Relembrando António Luís Moita

   Em finais do século transacto efectuei uma exposição de pintura (“A aventura interior”), na galeria da Região de Turismo de São Mamede.

   Essas 18 obras, do óleo às técnicas mistas e do médio ao grande formato, tiveram um escrito de apresentação, no Catálogo (iluminado pelo quadro que ali acima é mostrado) da responsabilidade de António Luis Moita.
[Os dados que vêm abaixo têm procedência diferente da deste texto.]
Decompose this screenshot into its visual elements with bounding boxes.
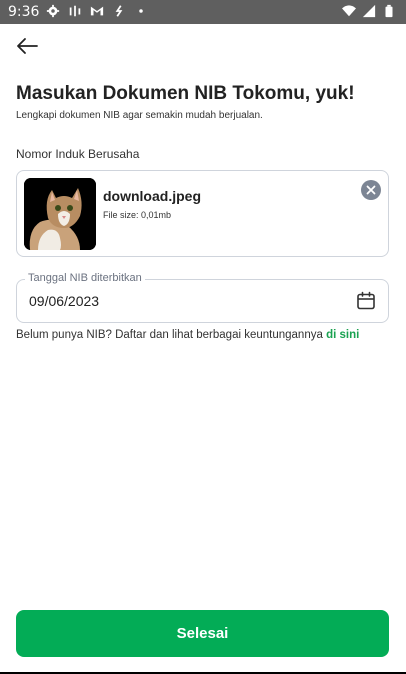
- calendar-icon[interactable]: [356, 291, 376, 311]
- cellular-icon: [362, 4, 376, 18]
- dot-icon: [139, 9, 143, 13]
- close-circle-icon: [366, 185, 376, 195]
- nib-field-label: Nomor Induk Berusaha: [16, 147, 140, 161]
- page-subtitle: Lengkapi dokumen NIB agar semakin mudah …: [16, 110, 263, 121]
- nib-date-value[interactable]: 09/06/2023: [29, 293, 99, 309]
- file-thumbnail: [24, 178, 96, 250]
- status-icons-left: [46, 4, 148, 18]
- nib-date-label: Tanggal NIB diterbitkan: [25, 272, 145, 284]
- cat-photo-thumbnail: [24, 178, 96, 250]
- battery-icon: [385, 4, 393, 18]
- wifi-icon: [342, 5, 356, 17]
- gmail-icon: [90, 6, 104, 16]
- gear-icon: [46, 4, 60, 18]
- uploaded-file-card[interactable]: download.jpeg File size: 0,01mb: [16, 170, 389, 257]
- arrow-left-icon: [17, 38, 38, 54]
- status-icons-right: [342, 4, 396, 18]
- register-nib-link[interactable]: di sini: [326, 329, 359, 341]
- remove-file-button[interactable]: [361, 180, 381, 200]
- nib-date-field[interactable]: Tanggal NIB diterbitkan 09/06/2023: [16, 272, 389, 323]
- nib-info-text: Belum punya NIB? Daftar dan lihat berbag…: [16, 328, 390, 343]
- submit-button[interactable]: Selesai: [16, 610, 389, 657]
- status-bar: 9:36: [0, 0, 406, 24]
- page-title: Masukan Dokumen NIB Tokomu, yuk!: [16, 83, 355, 104]
- sync-icon: [115, 5, 123, 17]
- file-name: download.jpeg: [103, 188, 201, 204]
- back-button[interactable]: [12, 32, 42, 60]
- signal-bars-icon: [69, 5, 81, 17]
- status-time: 9:36: [8, 4, 40, 20]
- nib-info-message: Belum punya NIB? Daftar dan lihat berbag…: [16, 329, 327, 341]
- file-size: File size: 0,01mb: [103, 210, 172, 220]
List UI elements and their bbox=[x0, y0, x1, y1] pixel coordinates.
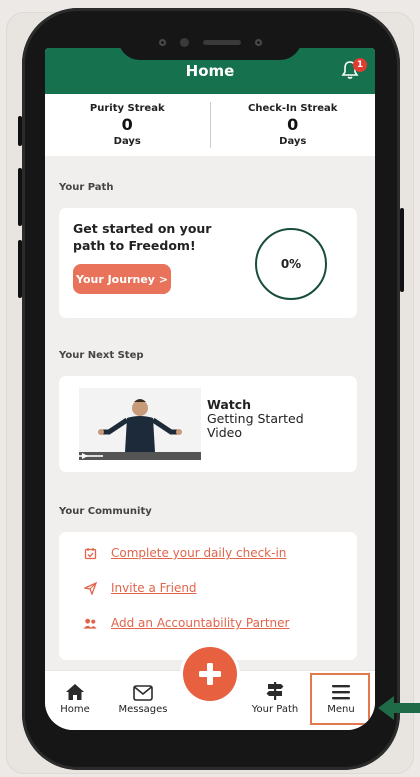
nav-home-label: Home bbox=[60, 704, 90, 715]
nav-your-path-label: Your Path bbox=[251, 704, 299, 715]
streaks-panel: Purity Streak 0 Days Check-In Streak 0 D… bbox=[45, 94, 375, 156]
streak-value: 0 bbox=[287, 115, 299, 134]
path-headline: Get started on your path to Freedom! bbox=[73, 221, 212, 253]
next-step-heading: Your Next Step bbox=[59, 350, 144, 361]
watch-label: Watch bbox=[207, 397, 252, 412]
daily-checkin-label: Complete your daily check-in bbox=[111, 546, 287, 560]
progress-ring: 0% bbox=[255, 228, 327, 300]
phone-side-button bbox=[18, 240, 22, 298]
phone-notch bbox=[118, 24, 302, 60]
presenter-image bbox=[79, 388, 201, 460]
pointer-arrow-icon bbox=[378, 696, 420, 720]
streak-label: Purity Streak bbox=[89, 103, 165, 114]
your-path-card: Get started on your path to Freedom! You… bbox=[59, 208, 357, 318]
nav-home[interactable]: Home bbox=[45, 671, 105, 730]
community-heading: Your Community bbox=[59, 506, 152, 517]
add-fab-button[interactable] bbox=[183, 647, 237, 701]
envelope-icon bbox=[113, 671, 173, 701]
purity-streak: Purity Streak 0 Days bbox=[45, 94, 210, 156]
phone-side-button bbox=[18, 116, 22, 146]
video-title: Getting Started Video bbox=[207, 411, 304, 440]
phone-side-button bbox=[18, 168, 22, 226]
invite-friend-label: Invite a Friend bbox=[111, 581, 197, 595]
streak-unit: Days bbox=[113, 136, 141, 147]
home-icon bbox=[45, 671, 105, 701]
video-controls[interactable] bbox=[79, 452, 201, 460]
community-card: Complete your daily check-in Invite a Fr… bbox=[59, 532, 357, 660]
app-screen: Home 1 Purity Streak 0 Days Check-In Str… bbox=[45, 48, 375, 730]
accountability-partner-label: Add an Accountability Partner bbox=[111, 616, 290, 630]
progress-percent: 0% bbox=[280, 257, 302, 271]
streak-value: 0 bbox=[121, 115, 133, 134]
sensor-dot bbox=[254, 38, 262, 46]
signpost-icon bbox=[245, 671, 305, 701]
streak-unit: Days bbox=[279, 136, 307, 147]
camera-dot bbox=[179, 37, 189, 47]
your-path-heading: Your Path bbox=[59, 182, 114, 193]
streak-label: Check-In Streak bbox=[248, 103, 338, 114]
nav-messages[interactable]: Messages bbox=[113, 671, 173, 730]
calendar-check-icon bbox=[83, 546, 97, 560]
plus-icon bbox=[199, 663, 221, 685]
watch-text: Watch Getting Started Video bbox=[207, 398, 307, 440]
speaker-slot bbox=[202, 39, 241, 45]
paper-plane-icon bbox=[83, 581, 97, 595]
sensor-dot bbox=[158, 38, 166, 46]
accountability-partner-link[interactable]: Add an Accountability Partner bbox=[83, 616, 289, 630]
notification-badge: 1 bbox=[353, 58, 367, 72]
bottom-nav: Home Messages Your Path Menu bbox=[45, 647, 375, 730]
next-step-card[interactable]: Watch Getting Started Video bbox=[59, 376, 357, 472]
daily-checkin-link[interactable]: Complete your daily check-in bbox=[83, 546, 286, 560]
nav-your-path[interactable]: Your Path bbox=[245, 671, 305, 730]
checkin-streak: Check-In Streak 0 Days bbox=[211, 94, 376, 156]
video-thumbnail[interactable] bbox=[79, 388, 201, 460]
your-journey-button[interactable]: Your Journey > bbox=[73, 264, 171, 294]
invite-friend-link[interactable]: Invite a Friend bbox=[83, 581, 197, 595]
phone-side-button bbox=[400, 208, 404, 292]
menu-highlight-box bbox=[310, 673, 370, 725]
nav-messages-label: Messages bbox=[118, 704, 168, 715]
users-icon bbox=[83, 616, 97, 630]
page-title: Home bbox=[185, 62, 235, 80]
play-icon[interactable] bbox=[81, 452, 89, 460]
   Junto desse artigo, na carta que mo enviava, o poeta de “Cidade sem Tempo” incluiu um poema inédito que aqui se apresenta a seguir ao texto referido - significativamente intitulado “Escutar Pintura”.

 

António Luís Moita (1925-2013). Funda e dirige, em 1951, com António Ramos Rosa, José Terra, Luis Amaro e Raul de Carvalho, a revista “ÁRVORE – Folhas de Poesia”. Poeta destacado da nossa modernidade, é autor dos livros Rumor(51), Teoria do Girassol(56), Sal(62) e Cidade sem Tempo(85). Está representado em antologias estrangeiras e nas mais importantes antologias portuguesas, nomeadamente “Alma minha gentil – poesia de amor portuguesa” e “Na mão de Deus – poesia religiosa portuguesa”, organizadas por José Régio e Alberto de Serpa, “Líricas portuguesas (1958/1983) por Jorge de Sena e “O Trabalho –antologia poética”, de Armando Cerqueira, Joaquim Pessoa e José do Carmo Francisco.
ANTÓNIO LUÍS MOITA
Escutar Pintura

     Penetra surdamente no reino das palavras.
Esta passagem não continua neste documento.